Allbirds is planning to open 20 stores in 2019, bringing its global footprint to 35. The new locations will include shops in Dallas and Austin, Texas; San Diego; Washington, D.C.; Minneapolis; Philadelphia; Denver; Atlanta; Miami; Portland, Ore.; and a second New York City store.
The company has embraced the natural, “un-designed” look of its shoes in the minimalist design of its stores. For instance, the retailer’s New York City flagship has only a handful of shoes on display, organized by style (skippers, loungers, runners or flip-flops called “zeffers”) and material (wool, trees or sugarcane). Allbirds also includes details of where and how the shoes are made to emphasize the sustainability of their practices.
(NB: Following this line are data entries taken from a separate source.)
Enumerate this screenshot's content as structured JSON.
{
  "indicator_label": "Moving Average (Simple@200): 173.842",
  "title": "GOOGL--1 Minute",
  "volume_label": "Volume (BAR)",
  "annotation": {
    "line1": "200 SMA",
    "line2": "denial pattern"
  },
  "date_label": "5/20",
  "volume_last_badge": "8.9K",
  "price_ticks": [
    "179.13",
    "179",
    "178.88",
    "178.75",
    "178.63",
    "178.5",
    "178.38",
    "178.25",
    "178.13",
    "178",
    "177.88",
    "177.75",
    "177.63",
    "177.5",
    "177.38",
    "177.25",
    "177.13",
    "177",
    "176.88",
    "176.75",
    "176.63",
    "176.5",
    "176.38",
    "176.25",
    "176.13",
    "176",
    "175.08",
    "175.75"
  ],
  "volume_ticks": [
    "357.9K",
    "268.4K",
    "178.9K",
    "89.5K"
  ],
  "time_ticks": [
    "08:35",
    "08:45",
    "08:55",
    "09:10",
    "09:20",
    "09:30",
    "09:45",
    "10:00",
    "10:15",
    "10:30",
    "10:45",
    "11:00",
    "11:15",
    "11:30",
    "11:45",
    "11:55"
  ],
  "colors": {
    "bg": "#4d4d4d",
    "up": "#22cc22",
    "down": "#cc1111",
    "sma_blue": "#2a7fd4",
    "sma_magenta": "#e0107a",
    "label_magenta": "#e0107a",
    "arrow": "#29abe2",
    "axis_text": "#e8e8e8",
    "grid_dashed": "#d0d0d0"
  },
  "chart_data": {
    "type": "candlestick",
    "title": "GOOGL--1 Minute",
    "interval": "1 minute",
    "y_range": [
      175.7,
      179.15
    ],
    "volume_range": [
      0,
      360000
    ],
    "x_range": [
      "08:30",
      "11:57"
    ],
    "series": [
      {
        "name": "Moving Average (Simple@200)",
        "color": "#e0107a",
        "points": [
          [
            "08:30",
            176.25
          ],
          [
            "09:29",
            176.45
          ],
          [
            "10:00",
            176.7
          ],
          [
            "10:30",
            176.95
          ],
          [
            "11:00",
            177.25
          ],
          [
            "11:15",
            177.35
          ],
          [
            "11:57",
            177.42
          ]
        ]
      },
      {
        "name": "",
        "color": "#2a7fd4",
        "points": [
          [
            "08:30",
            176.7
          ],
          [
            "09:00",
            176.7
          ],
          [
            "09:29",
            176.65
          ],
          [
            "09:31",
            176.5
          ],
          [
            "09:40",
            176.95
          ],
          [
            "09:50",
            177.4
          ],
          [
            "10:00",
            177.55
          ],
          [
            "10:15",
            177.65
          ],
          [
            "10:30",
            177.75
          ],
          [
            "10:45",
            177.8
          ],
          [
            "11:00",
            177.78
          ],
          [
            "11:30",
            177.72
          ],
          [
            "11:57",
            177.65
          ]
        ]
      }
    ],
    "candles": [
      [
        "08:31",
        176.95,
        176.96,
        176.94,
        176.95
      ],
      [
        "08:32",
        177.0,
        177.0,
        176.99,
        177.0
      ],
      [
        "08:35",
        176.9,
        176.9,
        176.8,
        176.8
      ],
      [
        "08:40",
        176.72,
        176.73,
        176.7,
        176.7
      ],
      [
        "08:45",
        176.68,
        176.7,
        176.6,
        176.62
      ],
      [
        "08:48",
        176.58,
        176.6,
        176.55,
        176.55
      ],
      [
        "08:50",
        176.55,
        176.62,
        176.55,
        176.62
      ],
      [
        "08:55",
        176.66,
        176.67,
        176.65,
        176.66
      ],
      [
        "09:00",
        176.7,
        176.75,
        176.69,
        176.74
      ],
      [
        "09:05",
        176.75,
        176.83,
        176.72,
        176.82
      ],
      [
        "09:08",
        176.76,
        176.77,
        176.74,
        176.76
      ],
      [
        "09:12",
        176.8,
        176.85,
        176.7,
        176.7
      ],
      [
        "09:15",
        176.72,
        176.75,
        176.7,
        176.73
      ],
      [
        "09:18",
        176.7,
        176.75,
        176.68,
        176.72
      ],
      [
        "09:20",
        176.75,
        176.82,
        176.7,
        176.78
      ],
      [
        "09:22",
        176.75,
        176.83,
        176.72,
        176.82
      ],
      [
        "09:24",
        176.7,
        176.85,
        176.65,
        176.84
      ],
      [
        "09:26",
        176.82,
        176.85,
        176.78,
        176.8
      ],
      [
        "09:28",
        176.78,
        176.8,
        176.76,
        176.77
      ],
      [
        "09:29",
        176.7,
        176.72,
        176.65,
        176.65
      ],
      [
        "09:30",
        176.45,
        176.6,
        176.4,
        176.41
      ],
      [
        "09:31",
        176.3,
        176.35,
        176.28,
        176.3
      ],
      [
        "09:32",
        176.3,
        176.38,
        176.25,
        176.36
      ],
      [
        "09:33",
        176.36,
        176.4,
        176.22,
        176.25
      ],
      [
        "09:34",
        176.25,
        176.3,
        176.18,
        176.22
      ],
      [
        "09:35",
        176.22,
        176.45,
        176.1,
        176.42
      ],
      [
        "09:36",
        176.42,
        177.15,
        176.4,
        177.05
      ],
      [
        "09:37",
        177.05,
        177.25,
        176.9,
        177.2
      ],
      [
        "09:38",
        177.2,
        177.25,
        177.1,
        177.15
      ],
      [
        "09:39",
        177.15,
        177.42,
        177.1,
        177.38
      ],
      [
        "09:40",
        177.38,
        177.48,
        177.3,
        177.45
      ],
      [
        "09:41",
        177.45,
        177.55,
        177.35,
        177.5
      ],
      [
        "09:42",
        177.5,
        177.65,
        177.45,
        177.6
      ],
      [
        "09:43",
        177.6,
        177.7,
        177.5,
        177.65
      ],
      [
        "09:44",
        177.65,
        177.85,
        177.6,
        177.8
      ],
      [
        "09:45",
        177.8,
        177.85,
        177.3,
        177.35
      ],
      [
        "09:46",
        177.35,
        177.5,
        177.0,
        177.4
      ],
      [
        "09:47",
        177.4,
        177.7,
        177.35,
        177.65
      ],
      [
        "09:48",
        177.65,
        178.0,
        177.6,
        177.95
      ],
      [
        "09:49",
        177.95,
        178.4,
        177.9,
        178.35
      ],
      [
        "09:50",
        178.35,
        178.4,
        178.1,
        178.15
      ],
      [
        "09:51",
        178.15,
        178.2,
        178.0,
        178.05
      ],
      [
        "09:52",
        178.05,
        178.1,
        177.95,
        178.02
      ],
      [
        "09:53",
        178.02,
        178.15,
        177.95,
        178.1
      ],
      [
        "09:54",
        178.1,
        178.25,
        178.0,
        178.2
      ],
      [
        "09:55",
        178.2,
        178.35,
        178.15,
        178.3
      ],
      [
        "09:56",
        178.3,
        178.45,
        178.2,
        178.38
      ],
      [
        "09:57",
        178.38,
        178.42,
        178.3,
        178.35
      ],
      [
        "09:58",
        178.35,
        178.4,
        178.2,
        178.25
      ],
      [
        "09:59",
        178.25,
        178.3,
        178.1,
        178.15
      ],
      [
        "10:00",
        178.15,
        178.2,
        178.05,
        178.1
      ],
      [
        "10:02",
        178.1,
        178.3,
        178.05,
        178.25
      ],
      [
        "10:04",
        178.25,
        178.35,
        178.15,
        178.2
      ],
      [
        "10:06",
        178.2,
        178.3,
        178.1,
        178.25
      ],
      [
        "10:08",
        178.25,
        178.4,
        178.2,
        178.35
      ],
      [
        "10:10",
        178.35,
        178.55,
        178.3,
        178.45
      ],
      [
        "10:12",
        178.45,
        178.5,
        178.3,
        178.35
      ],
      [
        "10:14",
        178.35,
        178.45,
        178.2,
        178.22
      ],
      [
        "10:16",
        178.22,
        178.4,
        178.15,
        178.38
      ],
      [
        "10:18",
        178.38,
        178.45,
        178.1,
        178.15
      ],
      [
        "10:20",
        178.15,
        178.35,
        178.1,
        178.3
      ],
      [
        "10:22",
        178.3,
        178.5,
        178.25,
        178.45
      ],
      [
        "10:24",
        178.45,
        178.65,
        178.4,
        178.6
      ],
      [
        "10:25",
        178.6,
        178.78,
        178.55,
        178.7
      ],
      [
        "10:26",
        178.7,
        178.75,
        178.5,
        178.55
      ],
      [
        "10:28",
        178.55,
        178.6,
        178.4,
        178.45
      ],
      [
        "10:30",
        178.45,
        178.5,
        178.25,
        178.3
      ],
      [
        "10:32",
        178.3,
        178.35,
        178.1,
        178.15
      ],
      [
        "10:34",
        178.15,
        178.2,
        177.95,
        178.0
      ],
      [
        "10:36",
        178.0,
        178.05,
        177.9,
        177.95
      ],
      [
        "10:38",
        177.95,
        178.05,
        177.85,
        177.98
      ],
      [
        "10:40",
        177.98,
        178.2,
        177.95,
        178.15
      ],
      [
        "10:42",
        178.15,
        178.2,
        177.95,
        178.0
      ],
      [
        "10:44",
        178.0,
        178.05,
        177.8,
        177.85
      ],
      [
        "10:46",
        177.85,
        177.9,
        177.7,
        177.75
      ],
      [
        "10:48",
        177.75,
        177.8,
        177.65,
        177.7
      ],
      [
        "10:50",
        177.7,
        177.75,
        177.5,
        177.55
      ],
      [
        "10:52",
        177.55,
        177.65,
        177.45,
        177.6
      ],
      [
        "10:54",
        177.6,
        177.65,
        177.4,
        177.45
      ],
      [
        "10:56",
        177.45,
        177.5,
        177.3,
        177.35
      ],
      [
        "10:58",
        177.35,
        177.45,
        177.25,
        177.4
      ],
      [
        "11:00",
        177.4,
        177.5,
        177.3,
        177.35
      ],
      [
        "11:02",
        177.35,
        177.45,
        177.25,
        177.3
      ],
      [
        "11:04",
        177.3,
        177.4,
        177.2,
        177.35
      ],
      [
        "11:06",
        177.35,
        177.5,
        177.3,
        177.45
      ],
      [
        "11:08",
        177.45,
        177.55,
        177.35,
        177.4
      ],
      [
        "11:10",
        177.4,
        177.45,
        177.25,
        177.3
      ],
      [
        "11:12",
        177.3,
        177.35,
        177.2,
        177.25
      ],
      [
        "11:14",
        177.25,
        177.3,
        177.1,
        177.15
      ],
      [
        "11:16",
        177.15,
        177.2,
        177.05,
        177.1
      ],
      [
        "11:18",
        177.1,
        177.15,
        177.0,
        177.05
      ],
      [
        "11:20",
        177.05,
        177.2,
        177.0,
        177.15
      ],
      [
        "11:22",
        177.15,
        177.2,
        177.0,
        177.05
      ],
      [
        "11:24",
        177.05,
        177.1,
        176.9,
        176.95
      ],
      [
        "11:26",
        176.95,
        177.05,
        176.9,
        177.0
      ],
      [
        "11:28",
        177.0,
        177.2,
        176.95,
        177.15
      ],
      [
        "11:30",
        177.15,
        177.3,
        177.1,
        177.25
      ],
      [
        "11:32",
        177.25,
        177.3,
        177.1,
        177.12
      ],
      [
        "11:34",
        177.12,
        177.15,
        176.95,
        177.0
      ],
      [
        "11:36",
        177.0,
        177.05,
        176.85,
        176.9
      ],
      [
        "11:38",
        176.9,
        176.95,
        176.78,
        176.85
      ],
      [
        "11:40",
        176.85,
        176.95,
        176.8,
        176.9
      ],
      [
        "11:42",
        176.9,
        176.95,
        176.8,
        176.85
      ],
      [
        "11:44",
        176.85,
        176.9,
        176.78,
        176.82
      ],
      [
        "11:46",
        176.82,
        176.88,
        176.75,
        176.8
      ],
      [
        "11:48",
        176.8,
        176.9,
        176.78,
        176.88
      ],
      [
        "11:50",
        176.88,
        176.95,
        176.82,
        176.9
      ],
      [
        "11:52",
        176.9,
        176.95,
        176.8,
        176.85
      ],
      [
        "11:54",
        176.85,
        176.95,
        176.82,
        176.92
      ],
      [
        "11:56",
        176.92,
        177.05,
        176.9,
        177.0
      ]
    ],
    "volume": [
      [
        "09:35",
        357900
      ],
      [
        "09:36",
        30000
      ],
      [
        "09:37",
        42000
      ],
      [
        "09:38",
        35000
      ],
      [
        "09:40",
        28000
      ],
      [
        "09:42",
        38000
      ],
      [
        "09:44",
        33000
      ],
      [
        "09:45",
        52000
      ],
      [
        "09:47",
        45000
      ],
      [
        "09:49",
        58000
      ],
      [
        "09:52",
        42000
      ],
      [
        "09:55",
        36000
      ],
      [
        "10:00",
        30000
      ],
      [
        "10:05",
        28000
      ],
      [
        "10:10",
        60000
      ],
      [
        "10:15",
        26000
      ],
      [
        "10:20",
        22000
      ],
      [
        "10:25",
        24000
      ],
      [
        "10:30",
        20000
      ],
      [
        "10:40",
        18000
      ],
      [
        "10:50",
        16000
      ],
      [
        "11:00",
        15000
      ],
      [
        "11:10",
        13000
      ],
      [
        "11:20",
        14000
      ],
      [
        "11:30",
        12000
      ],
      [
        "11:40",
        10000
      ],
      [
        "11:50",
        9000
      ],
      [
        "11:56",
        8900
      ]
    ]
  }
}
“We’re in a competitive space in footwear but, look, there’s 20 billion pairs of shoes made a year on average and we’re still very tiny,” said Brown in an interview with CNBC. “We’ve got enormous potential to grow and continue to grow, but to do that we’re going to have to continue to innovate and continue to be good. The retail expansion is part of it, as is international, but at the core for us, it’s about product and it’s about material innovation.”
However, the long-term benefits of pure play retailers expanding into brick-and-mortar remain to be seen. A study by Blis tracked unique shoppers’ activity with eight digital native companies over a three-month period. A majority, 80%, shopped one of the eight digital natives during only one out of the three months. Only 13% shopped in two out of the three months, while 8% entered the stores every month. These customer retention challenges could make brick-and-mortar stores a costly investment for pure play retailers.
For its part, Allbirds noted that all of its existing U.S. stores reached profitability within their first two months of opening.